Master Lean and Six Sigma Acronyms in No Time!
The Ultimate Guide to LSS Lingo – Yours for Free
Subscribe and Get Your Hands on the Most Comprehensive List of 220+ LSS Acronyms Available. No more searching for definitions, no more confusion. Just pure expertise at your fingertips. Get your free guide and other ebooks and templates today. Download Now!
Sachin Naik
Passionate about improving processes and systems | Lean Six Sigma practitioner, trainer and coach for 14+ years consulting giant corporations and fortune 500 companies on Operational Excellence | Start-up enthusiast | Change Management and Design Thinking student | Love to ride and drive
Great content! Super high-quality! Keep it up! 🙂
Thanks a lot for the encouraging words. Appreciate the feedback.
You’ve among the best web sites.
Thank you! Appreciate the feedback.
Thanks Brian, appreciate the feedback.
Can you tell us more about this? I’d love to find out more
details.
Sure, please let me know what more on this topic or which other topic you would want me to cover.
I truly enjoy reading your blog and I look forward to your new updates.
Unbelievably user friendly website. Immense details offered on couple of clicks on.
My brother suggested I might like this website.
He was entirely right. This post truly made my day.
You cann’t imagine just how much time I had spent for this information! Thanks!
Sachin Ji, This is the best simplified and filtered knowledge in a nut shell. Kudos and appreciate your good work.

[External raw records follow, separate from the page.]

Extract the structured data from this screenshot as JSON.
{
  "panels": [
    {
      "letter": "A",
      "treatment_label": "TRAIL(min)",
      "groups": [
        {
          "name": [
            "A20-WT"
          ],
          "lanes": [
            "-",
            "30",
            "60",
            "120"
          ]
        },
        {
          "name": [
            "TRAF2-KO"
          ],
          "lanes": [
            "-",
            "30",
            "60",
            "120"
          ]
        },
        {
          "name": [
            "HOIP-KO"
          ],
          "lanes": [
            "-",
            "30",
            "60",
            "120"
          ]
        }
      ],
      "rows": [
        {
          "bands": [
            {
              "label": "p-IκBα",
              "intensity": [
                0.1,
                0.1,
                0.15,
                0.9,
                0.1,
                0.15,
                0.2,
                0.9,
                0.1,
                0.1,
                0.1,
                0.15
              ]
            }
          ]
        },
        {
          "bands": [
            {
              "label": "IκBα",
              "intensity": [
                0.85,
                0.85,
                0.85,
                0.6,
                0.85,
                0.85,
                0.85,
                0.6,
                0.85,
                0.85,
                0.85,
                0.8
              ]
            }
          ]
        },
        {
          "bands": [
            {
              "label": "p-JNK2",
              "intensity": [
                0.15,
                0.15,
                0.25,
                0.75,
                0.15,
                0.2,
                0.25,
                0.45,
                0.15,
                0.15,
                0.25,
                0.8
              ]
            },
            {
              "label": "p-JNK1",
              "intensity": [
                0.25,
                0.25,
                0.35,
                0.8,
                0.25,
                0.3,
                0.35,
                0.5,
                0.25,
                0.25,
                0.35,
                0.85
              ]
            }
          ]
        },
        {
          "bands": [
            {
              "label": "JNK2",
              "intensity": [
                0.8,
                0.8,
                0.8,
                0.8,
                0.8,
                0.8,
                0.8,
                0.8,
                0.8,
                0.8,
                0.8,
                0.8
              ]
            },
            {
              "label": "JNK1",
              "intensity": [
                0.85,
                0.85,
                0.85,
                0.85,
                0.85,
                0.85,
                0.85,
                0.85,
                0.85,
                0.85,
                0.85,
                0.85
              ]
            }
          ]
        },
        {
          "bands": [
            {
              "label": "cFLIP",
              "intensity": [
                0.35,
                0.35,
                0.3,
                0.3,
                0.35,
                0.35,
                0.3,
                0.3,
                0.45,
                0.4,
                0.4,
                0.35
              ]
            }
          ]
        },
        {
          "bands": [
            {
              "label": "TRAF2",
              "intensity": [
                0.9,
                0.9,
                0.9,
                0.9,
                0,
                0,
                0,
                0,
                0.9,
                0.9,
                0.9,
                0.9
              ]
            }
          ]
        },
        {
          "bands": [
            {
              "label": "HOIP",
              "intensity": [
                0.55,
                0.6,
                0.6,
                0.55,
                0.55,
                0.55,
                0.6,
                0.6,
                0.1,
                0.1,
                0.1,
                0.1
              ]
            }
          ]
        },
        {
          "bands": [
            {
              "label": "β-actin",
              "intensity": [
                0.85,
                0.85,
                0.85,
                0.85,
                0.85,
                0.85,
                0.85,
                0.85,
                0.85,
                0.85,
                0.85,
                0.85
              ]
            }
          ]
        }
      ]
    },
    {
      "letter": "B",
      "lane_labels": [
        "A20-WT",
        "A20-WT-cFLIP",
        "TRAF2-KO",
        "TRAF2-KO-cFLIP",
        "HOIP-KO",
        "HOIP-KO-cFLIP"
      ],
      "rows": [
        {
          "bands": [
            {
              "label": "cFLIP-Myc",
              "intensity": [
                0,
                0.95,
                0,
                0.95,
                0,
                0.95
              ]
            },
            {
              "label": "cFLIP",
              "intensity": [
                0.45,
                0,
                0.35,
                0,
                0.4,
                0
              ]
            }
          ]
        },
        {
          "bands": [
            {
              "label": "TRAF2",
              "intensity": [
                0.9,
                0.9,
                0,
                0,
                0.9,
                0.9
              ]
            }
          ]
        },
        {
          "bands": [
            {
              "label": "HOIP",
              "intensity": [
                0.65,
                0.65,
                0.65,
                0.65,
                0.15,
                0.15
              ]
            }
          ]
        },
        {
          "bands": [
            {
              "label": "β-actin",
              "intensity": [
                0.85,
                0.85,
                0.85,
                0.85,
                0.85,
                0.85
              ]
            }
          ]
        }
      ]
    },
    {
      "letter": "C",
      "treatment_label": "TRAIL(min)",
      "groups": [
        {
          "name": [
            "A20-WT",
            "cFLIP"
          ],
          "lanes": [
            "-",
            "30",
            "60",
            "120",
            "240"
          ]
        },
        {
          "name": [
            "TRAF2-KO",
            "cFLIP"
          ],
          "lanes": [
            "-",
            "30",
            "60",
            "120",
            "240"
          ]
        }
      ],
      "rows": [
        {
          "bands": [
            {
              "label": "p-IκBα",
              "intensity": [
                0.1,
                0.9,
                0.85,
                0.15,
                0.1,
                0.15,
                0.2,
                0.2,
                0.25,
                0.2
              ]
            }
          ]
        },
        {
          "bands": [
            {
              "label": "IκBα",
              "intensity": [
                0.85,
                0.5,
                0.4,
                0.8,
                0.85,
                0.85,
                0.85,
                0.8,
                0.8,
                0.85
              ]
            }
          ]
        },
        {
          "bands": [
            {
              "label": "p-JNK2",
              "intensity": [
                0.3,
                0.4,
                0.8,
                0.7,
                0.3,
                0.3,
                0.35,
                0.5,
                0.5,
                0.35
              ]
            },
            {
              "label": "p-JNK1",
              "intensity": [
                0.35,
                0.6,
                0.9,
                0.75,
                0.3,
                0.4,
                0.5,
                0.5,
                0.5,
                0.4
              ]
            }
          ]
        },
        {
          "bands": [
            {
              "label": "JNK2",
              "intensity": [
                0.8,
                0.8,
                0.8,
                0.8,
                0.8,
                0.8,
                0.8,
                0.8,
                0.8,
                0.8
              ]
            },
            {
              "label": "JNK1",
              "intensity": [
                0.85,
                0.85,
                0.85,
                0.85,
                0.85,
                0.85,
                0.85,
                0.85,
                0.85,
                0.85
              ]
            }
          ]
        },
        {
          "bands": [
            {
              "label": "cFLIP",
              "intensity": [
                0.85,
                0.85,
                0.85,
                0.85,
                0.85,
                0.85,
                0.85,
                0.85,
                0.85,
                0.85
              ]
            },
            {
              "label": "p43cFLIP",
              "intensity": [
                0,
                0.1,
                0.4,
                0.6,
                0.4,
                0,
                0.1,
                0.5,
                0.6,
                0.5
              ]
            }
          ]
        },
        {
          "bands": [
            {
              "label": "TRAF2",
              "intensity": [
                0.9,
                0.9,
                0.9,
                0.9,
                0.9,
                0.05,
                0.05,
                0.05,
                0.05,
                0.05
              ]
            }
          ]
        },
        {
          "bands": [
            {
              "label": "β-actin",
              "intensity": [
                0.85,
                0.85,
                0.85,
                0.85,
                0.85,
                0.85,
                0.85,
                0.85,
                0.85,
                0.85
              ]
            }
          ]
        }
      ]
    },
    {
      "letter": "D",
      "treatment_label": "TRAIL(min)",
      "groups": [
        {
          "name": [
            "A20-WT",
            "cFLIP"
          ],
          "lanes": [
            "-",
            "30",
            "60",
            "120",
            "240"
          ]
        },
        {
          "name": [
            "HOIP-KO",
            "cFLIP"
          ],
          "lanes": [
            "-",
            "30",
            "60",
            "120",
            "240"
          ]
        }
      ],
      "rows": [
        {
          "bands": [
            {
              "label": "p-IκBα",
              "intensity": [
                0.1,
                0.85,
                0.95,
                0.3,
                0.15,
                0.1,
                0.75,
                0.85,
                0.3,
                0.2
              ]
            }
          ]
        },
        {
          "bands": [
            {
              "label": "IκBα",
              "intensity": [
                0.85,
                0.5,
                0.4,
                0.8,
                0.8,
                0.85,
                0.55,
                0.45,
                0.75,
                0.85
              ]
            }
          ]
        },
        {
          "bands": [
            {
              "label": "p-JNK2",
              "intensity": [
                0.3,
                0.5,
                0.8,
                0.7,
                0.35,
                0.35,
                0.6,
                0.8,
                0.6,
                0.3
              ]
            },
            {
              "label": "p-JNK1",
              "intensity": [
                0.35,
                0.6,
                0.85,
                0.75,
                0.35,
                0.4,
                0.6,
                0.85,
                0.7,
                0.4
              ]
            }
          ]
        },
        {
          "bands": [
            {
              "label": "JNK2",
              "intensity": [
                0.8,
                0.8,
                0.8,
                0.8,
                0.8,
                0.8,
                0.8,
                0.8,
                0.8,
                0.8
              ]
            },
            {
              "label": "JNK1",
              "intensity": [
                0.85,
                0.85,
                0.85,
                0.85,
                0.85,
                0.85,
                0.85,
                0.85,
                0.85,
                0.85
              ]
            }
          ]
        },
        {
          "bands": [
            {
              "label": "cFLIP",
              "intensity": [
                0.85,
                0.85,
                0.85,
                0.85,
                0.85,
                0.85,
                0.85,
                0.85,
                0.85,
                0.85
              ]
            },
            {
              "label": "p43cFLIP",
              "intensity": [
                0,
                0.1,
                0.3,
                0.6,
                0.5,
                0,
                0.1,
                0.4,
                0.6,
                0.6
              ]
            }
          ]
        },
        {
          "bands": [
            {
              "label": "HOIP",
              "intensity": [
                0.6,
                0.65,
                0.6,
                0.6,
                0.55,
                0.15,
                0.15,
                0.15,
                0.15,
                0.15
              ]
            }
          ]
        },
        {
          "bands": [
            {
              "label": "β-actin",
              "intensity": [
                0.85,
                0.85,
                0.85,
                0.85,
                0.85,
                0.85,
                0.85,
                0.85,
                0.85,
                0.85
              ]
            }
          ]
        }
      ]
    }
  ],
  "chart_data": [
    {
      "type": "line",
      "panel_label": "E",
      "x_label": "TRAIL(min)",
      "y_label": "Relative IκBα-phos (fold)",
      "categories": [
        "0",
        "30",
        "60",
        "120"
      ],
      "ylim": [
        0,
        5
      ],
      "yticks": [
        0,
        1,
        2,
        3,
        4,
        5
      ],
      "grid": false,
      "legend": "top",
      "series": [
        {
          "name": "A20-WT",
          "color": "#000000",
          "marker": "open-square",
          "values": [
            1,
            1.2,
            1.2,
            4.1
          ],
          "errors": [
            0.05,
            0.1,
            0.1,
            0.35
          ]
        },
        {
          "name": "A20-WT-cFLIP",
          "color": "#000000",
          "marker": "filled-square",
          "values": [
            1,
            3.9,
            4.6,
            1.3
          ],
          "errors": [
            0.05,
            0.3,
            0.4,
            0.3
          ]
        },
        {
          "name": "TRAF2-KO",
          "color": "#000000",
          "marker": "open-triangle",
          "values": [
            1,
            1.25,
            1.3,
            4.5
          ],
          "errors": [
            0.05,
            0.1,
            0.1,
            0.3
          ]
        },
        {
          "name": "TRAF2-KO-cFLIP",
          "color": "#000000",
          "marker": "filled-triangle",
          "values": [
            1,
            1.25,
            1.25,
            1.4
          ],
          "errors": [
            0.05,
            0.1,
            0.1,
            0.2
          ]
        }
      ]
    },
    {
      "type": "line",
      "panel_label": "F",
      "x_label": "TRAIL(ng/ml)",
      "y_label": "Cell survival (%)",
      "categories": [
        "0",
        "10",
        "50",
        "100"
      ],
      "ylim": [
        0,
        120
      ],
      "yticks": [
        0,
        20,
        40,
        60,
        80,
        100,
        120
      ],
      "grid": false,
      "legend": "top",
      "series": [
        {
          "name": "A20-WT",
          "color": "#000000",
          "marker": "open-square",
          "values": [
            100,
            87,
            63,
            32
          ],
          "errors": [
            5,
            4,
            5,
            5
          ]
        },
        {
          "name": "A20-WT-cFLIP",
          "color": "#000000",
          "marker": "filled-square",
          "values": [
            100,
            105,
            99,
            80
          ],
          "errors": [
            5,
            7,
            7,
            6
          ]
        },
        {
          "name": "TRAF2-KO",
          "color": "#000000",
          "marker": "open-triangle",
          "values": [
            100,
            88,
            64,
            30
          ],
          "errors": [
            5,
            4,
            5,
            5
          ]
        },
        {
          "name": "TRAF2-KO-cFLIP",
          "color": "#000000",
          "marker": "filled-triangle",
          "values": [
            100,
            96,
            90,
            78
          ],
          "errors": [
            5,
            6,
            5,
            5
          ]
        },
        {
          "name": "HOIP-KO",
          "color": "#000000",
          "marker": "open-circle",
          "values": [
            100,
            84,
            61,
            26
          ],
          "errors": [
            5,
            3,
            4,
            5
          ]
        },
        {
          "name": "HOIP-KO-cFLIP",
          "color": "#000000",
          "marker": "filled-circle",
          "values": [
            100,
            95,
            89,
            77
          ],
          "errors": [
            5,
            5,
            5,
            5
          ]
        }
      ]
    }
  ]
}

This is an excellent article that clearly explains the concept of normal distribution and its importance in Lean Six Sigma. The use of real-world examples and illustrations made it easy for me to understand how it is applied in practice. The article also highlighted the importance of understanding the underlying assumptions of the normal distribution and how it can impact the interpretation of data. I am impressed by the clear, concise, and informative nature of this article. It is a great resource for anyone looking to improve their knowledge of statistical process control. Thank you for sharing!
It was great thing to learn. thank you.